The group has benefited from restructuring over the last three years, with headline earnings per share shooting up 133% from last year.
Overall sales volumes increased 7% and prices by 5%, as the group continued to increase market share. It says this is crucial in driving economies of scale and factory throughput in the company’s two main operating segments, comprising building and infrastructure.
It says its infrastructure segment is "markedly up", despite continuing pressure on the group’s main building segment.
Dawn is a bellwether for the overall health of South Africa’s building and construction industries.

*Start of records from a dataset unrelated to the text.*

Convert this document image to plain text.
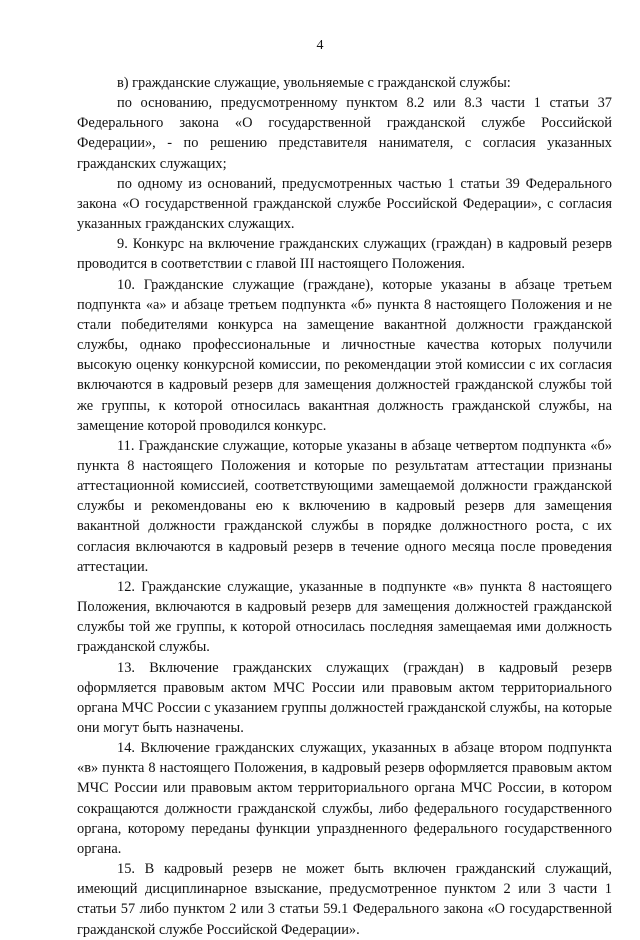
4

в) гражданские служащие, увольняемые с гражданской службы:

по основанию, предусмотренному пунктом 8.2 или 8.3 части 1 статьи 37 Федерального закона «О государственной гражданской службе Российской Федерации», - по решению представителя нанимателя, с согласия указанных гражданских служащих;

по одному из оснований, предусмотренных частью 1 статьи 39 Федерального закона «О государственной гражданской службе Российской Федерации», с согласия указанных гражданских служащих.

9. Конкурс на включение гражданских служащих (граждан) в кадровый резерв проводится в соответствии с главой III настоящего Положения.

10. Гражданские служащие (граждане), которые указаны в абзаце третьем подпункта «а» и абзаце третьем подпункта «б» пункта 8 настоящего Положения и не стали победителями конкурса на замещение вакантной должности гражданской службы, однако профессиональные и личностные качества которых получили высокую оценку конкурсной комиссии, по рекомендации этой комиссии с их согласия включаются в кадровый резерв для замещения должностей гражданской службы той же группы, к которой относилась вакантная должность гражданской службы, на замещение которой проводился конкурс.

11. Гражданские служащие, которые указаны в абзаце четвертом подпункта «б» пункта 8 настоящего Положения и которые по результатам аттестации признаны аттестационной комиссией, соответствующими замещаемой должности гражданской службы и рекомендованы ею к включению в кадровый резерв для замещения вакантной должности гражданской службы в порядке должностного роста, с их согласия включаются в кадровый резерв в течение одного месяца после проведения аттестации.

12. Гражданские служащие, указанные в подпункте «в» пункта 8 настоящего Положения, включаются в кадровый резерв для замещения должностей гражданской службы той же группы, к которой относилась последняя замещаемая ими должность гражданской службы.

13. Включение гражданских служащих (граждан) в кадровый резерв оформляется правовым актом МЧС России или правовым актом территориального органа МЧС России с указанием группы должностей гражданской службы, на которые они могут быть назначены.

14. Включение гражданских служащих, указанных в абзаце втором подпункта «в» пункта 8 настоящего Положения, в кадровый резерв оформляется правовым актом МЧС России или правовым актом территориального органа МЧС России, в котором сокращаются должности гражданской службы, либо федерального государственного органа, которому переданы функции упраздненного федерального государственного органа.

15. В кадровый резерв не может быть включен гражданский служащий, имеющий дисциплинарное взыскание, предусмотренное пунктом 2 или 3 части 1 статьи 57 либо пунктом 2 или 3 статьи 59.1 Федерального закона «О государственной гражданской службе Российской Федерации».
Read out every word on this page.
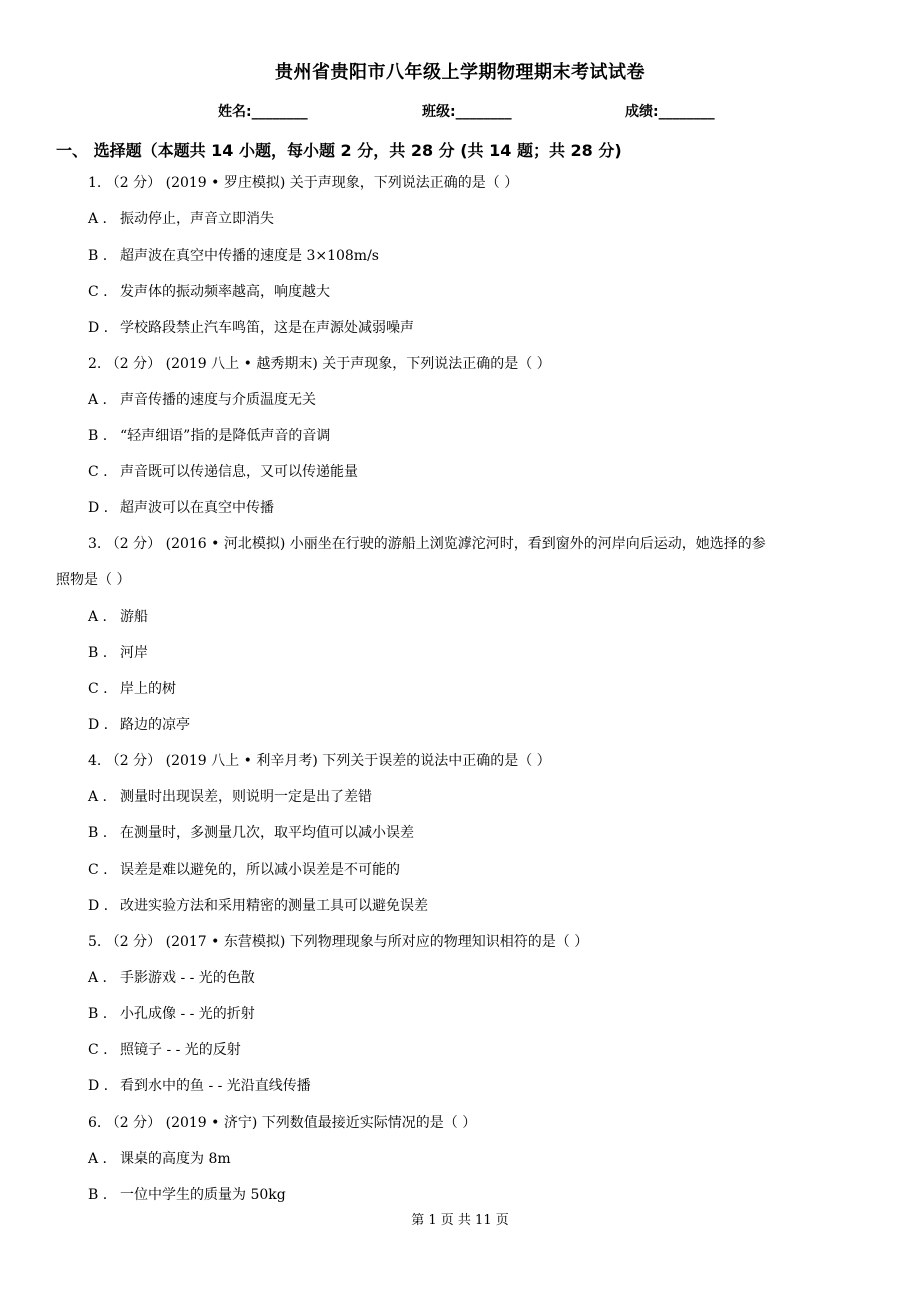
贵州省贵阳市八年级上学期物理期末考试试卷
姓名:________	班级:________	成绩:________
一、 选择题（本题共 14 小题，每小题 2 分，共 28 分 (共 14 题；共 28 分)
1. （2 分） (2019 • 罗庄模拟) 关于声现象，下列说法正确的是（ ）
A . 振动停止，声音立即消失
B . 超声波在真空中传播的速度是 3×108m/s
C . 发声体的振动频率越高，响度越大
D . 学校路段禁止汽车鸣笛，这是在声源处减弱噪声
2. （2 分） (2019 八上 • 越秀期末) 关于声现象，下列说法正确的是（ ）
A . 声音传播的速度与介质温度无关
B . “轻声细语”指的是降低声音的音调
C . 声音既可以传递信息，又可以传递能量
D . 超声波可以在真空中传播
3. （2 分） (2016 • 河北模拟) 小丽坐在行驶的游船上浏览滹沱河时，看到窗外的河岸向后运动，她选择的参
照物是（ ）
A . 游船
B . 河岸
C . 岸上的树
D . 路边的凉亭
4. （2 分） (2019 八上 • 利辛月考) 下列关于误差的说法中正确的是（ ）
A . 测量时出现误差，则说明一定是出了差错
B . 在测量时，多测量几次，取平均值可以减小误差
C . 误差是难以避免的，所以减小误差是不可能的
D . 改进实验方法和采用精密的测量工具可以避免误差
5. （2 分） (2017 • 东营模拟) 下列物理现象与所对应的物理知识相符的是（ ）
A . 手影游戏 - - 光的色散
B . 小孔成像 - - 光的折射
C . 照镜子 - - 光的反射
D . 看到水中的鱼 - - 光沿直线传播
6. （2 分） (2019 • 济宁) 下列数值最接近实际情况的是（ ）
A . 课桌的高度为 8m
B . 一位中学生的质量为 50kg
第 1 页 共 11 页
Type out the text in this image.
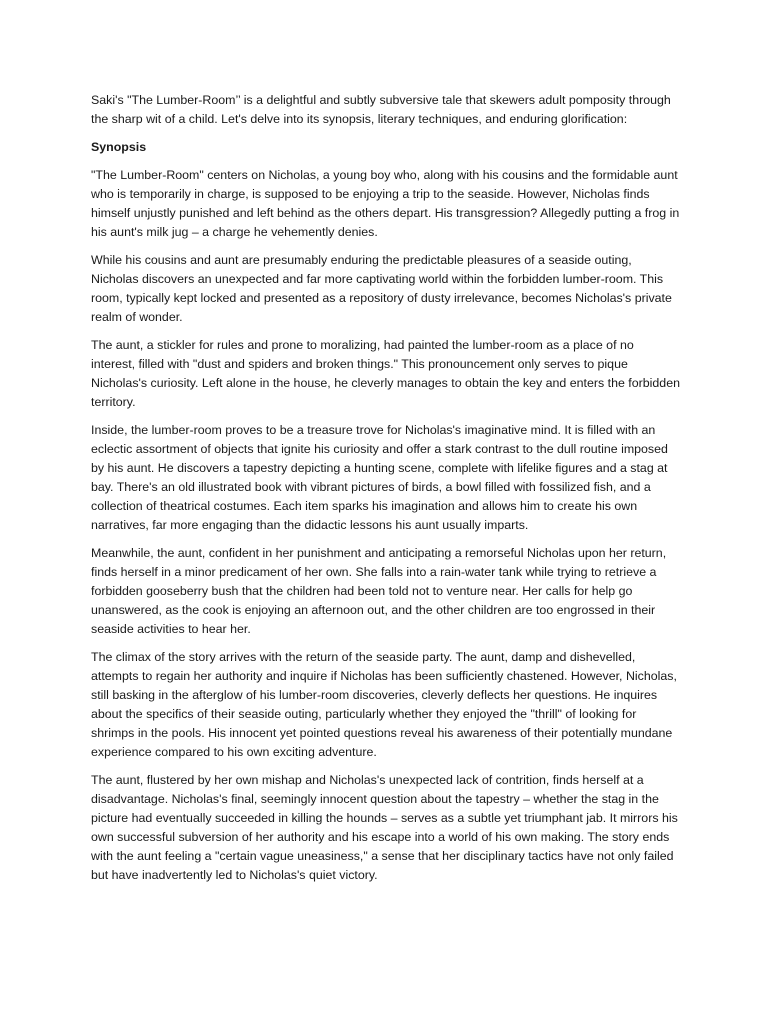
Saki's "The Lumber-Room’’ is a delightful and subtly subversive tale that skewers adult pomposity through the sharp wit of a child. Let's delve into its synopsis, literary techniques, and enduring glorification:

Synopsis

"The Lumber-Room" centers on Nicholas, a young boy who, along with his cousins and the formidable aunt who is temporarily in charge, is supposed to be enjoying a trip to the seaside. However, Nicholas finds himself unjustly punished and left behind as the others depart. His transgression? Allegedly putting a frog in his aunt's milk jug – a charge he vehemently denies.

While his cousins and aunt are presumably enduring the predictable pleasures of a seaside outing, Nicholas discovers an unexpected and far more captivating world within the forbidden lumber-room. This room, typically kept locked and presented as a repository of dusty irrelevance, becomes Nicholas's private realm of wonder.

The aunt, a stickler for rules and prone to moralizing, had painted the lumber-room as a place of no interest, filled with "dust and spiders and broken things." This pronouncement only serves to pique Nicholas's curiosity. Left alone in the house, he cleverly manages to obtain the key and enters the forbidden territory.

Inside, the lumber-room proves to be a treasure trove for Nicholas's imaginative mind. It is filled with an eclectic assortment of objects that ignite his curiosity and offer a stark contrast to the dull routine imposed by his aunt. He discovers a tapestry depicting a hunting scene, complete with lifelike figures and a stag at bay. There's an old illustrated book with vibrant pictures of birds, a bowl filled with fossilized fish, and a collection of theatrical costumes. Each item sparks his imagination and allows him to create his own narratives, far more engaging than the didactic lessons his aunt usually imparts.

Meanwhile, the aunt, confident in her punishment and anticipating a remorseful Nicholas upon her return, finds herself in a minor predicament of her own. She falls into a rain-water tank while trying to retrieve a forbidden gooseberry bush that the children had been told not to venture near. Her calls for help go unanswered, as the cook is enjoying an afternoon out, and the other children are too engrossed in their seaside activities to hear her.

The climax of the story arrives with the return of the seaside party. The aunt, damp and dishevelled, attempts to regain her authority and inquire if Nicholas has been sufficiently chastened. However, Nicholas, still basking in the afterglow of his lumber-room discoveries, cleverly deflects her questions. He inquires about the specifics of their seaside outing, particularly whether they enjoyed the "thrill" of looking for shrimps in the pools. His innocent yet pointed questions reveal his awareness of their potentially mundane experience compared to his own exciting adventure.

The aunt, flustered by her own mishap and Nicholas's unexpected lack of contrition, finds herself at a disadvantage. Nicholas's final, seemingly innocent question about the tapestry – whether the stag in the picture had eventually succeeded in killing the hounds – serves as a subtle yet triumphant jab. It mirrors his own successful subversion of her authority and his escape into a world of his own making. The story ends with the aunt feeling a "certain vague uneasiness," a sense that her disciplinary tactics have not only failed but have inadvertently led to Nicholas's quiet victory.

It sells thousands of products used in engineering, mining, municipal, civil, plumbing and irrigation markets, and also operates in selected African countries and Mauritius.
Operating profit leapt 60% to R163m from R102m last year. Group operating margin rose from 2.7% to 3.9%, mainly on a continued improvement in its infrastructure division, especially from municipal water and sanitation projects, and maintenance work in mining.
"We are extremely pleased with the turnaround of 133% seen in headline earnings per share following a number of improvements in our business, as part of our restructuring process over the last three years," CEO Derek Tod said on Thursday.
"The main reason for the improvement in headline earnings per share was financial controls," Mr Tod said.
He also said the group had achieved "considerable improvements" in stock control.
Chief financial officer, Dries Ferreira, said on Thursday the group’s free cash-flow had improved fourfold to R221m in the last 12 months, or was double the target.
Meanwhile, net debt to equity was down to 15.8% from 71% in 2009.
"We generate double the cash flow required to service the debt of the group," Mr Ferreira said.
"It’s a good turnaround story," Janine Weilbach, equity analyst at Thebe Stockbroking, said on Thursday.
She said this was particularly so in the context of the depressed building and construction markets in South Africa.
"There are some good signs if you look at the debt. There are a lot of positives that come out of these numbers — the efficiencies are there," she said.
But, she also said there was "still some way to go".
Dawn had recently struggled with debt, which led to the implementation of a rights issue that greatly reduced gearing.